[thelist] Multi-lingual form field checking

Ben Gustafson Ben_Gustafson at lionbridge.com
Thu Jan 8 14:34:44 CST 2004


Hi Diane,

escape() and unescape() are the JavaScript functions for toggling between a character's URL-encoded and -unencoded states. See http://www.dolcevie.com/js/js_encode.html for a nice demo.

--Ben

> Great, thank you Ben. I just didn't know what characters are part of 
> those languages.
> 
> Now, I have another problem...
> 
> First of all, the technology being used is only static HTML 
> with Apache 
> SSI. No chance to change that at all.
> 
> I'm using javascript to extract the form variables from the URL and 
> pre-populate the form. So, the user puts their query in the form, 
> submits to a CGI script (that I can't edit), and on the results page 
> their query is pre-populated in the form so they can search 
> again. The 
> problem is that if a special character is entered, the URL encodes it 
> and you end up with some pretty ugly stuff in the form. I put in a 
> Polish word and got back a lot of junk. It looks like HTML entities.
> 
> What can I do with just javascript about decoding these entities so I 
> can put them in as the original pretty characters in the form?  Am I 
> going to have to get some kind of chart of HTML entities for these 
> non-English characters and do some conversions?
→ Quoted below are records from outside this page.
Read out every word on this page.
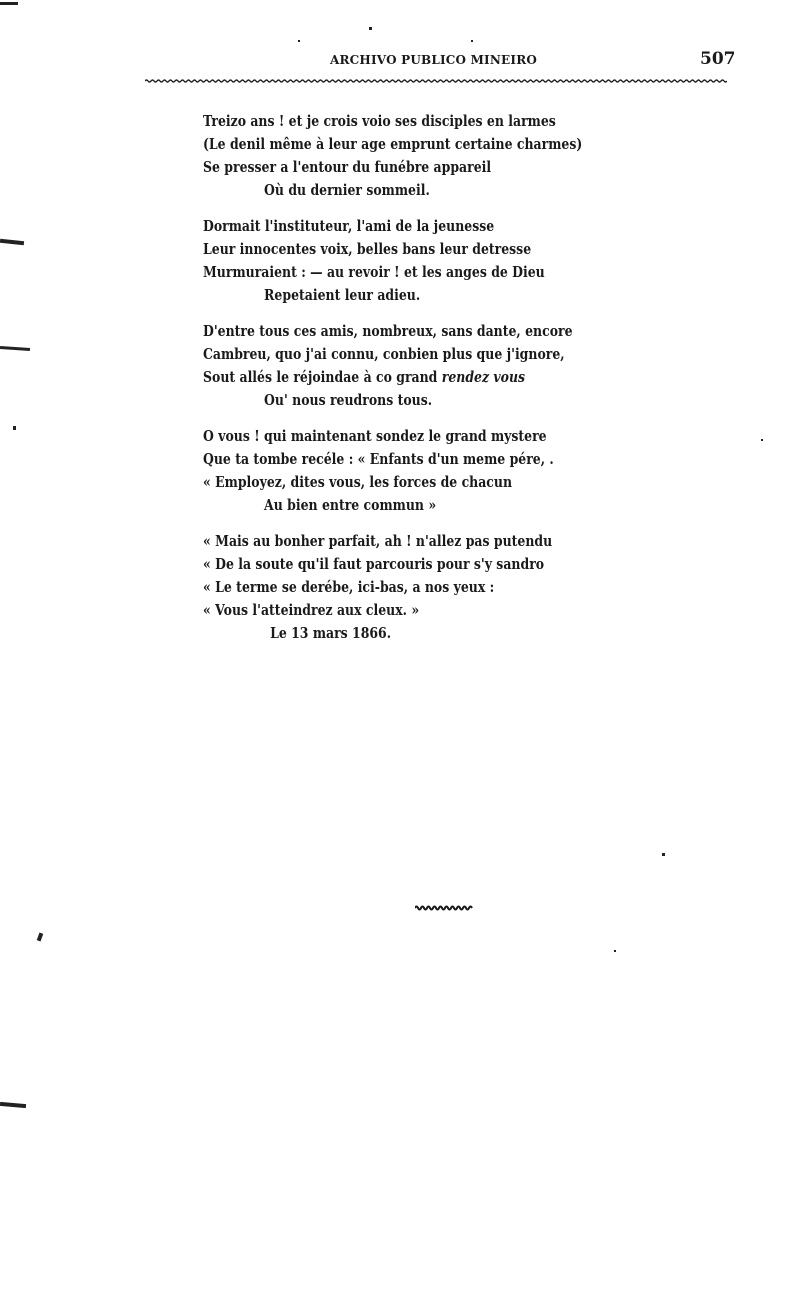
ARCHIVO PUBLICO MINEIRO	507
Treizo ans ! et je crois voio ses disciples en larmes
(Le denil même à leur age emprunt certaine charmes)
Se presser a l'entour du funébre appareil
Où du dernier sommeil.
Dormait l'instituteur, l'ami de la jeunesse
Leur innocentes voix, belles bans leur detresse
Murmuraient : — au revoir ! et les anges de Dieu
Repetaient leur adieu.
D'entre tous ces amis, nombreux, sans dante, encore
Cambreu, quo j'ai connu, conbien plus que j'ignore,
Sout allés le réjoindae à co grand rendez vous
Ou' nous reudrons tous.
O vous ! qui maintenant sondez le grand mystere
Que ta tombe recéle : « Enfants d'un meme pére, .
« Employez, dites vous, les forces de chacun
Au bien entre commun »
« Mais au bonher parfait, ah ! n'allez pas putendu
« De la soute qu'il faut parcouris pour s'y sandro
« Le terme se derébe, ici-bas, a nos yeux :
« Vous l'atteindrez aux cleux. »
Le 13 mars 1866.
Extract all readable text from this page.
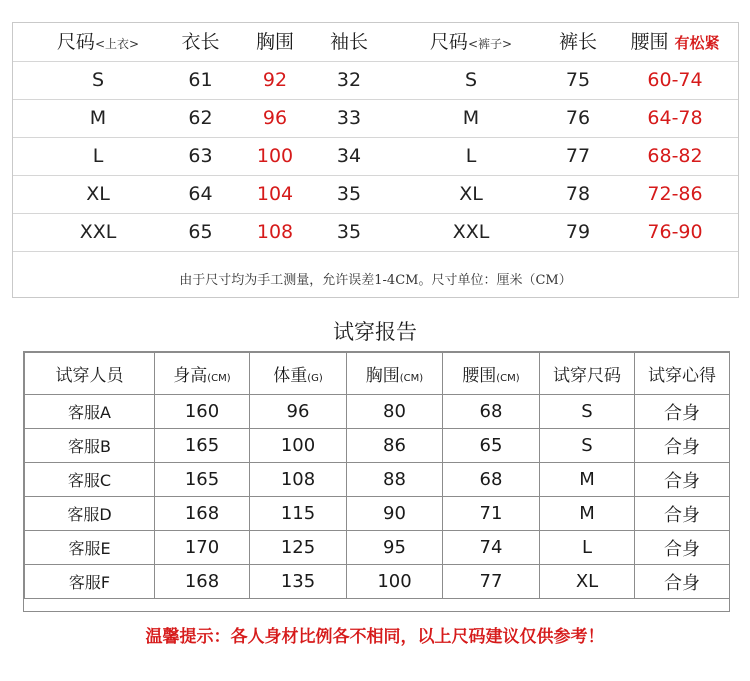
尺码<上衣>	衣长	胸围	袖长	尺码<裤子>	裤长	腰围 有松紧
S	61	92	32	S	75	60-74
M	62	96	33	M	76	64-78
L	63	100	34	L	77	68-82
XL	64	104	35	XL	78	72-86
XXL	65	108	35	XXL	79	76-90
由于尺寸均为手工测量，允许误差1-4CM。尺寸单位：厘米（CM）
试穿报告
试穿人员	身高(CM)	体重(G)	胸围(CM)	腰围(CM)	试穿尺码	试穿心得
客服A	160	96	80	68	S	合身
客服B	165	100	86	65	S	合身
客服C	165	108	88	68	M	合身
客服D	168	115	90	71	M	合身
客服E	170	125	95	74	L	合身
客服F	168	135	100	77	XL	合身
温馨提示：各人身材比例各不相同，以上尺码建议仅供参考！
Or is there a simpler 
> way?
> 
> Diane
> 
> On Wednesday, January 7, 2004, at 11:07 PM, 
> thelist-request at lists.evolt.org wrote:
> 
> > Hi Diane,
> >
> > I did some random typing in of Alt-key-plus-number-pad 
> combinations to
> > guesstimate the range of characters you should include in 
> your regexp 
> > to 
> > check for word characters in the languages you list below. It looks 
> > like 
> > the extended characters all live in the 128 to 165 range 
> (for example, 
> > Alt+128 is Ç, and Alt+165 is Ñ). So if you check for =
> > [a-zA-ZÇ-Ñ0-9] in your regexp, you should be covered.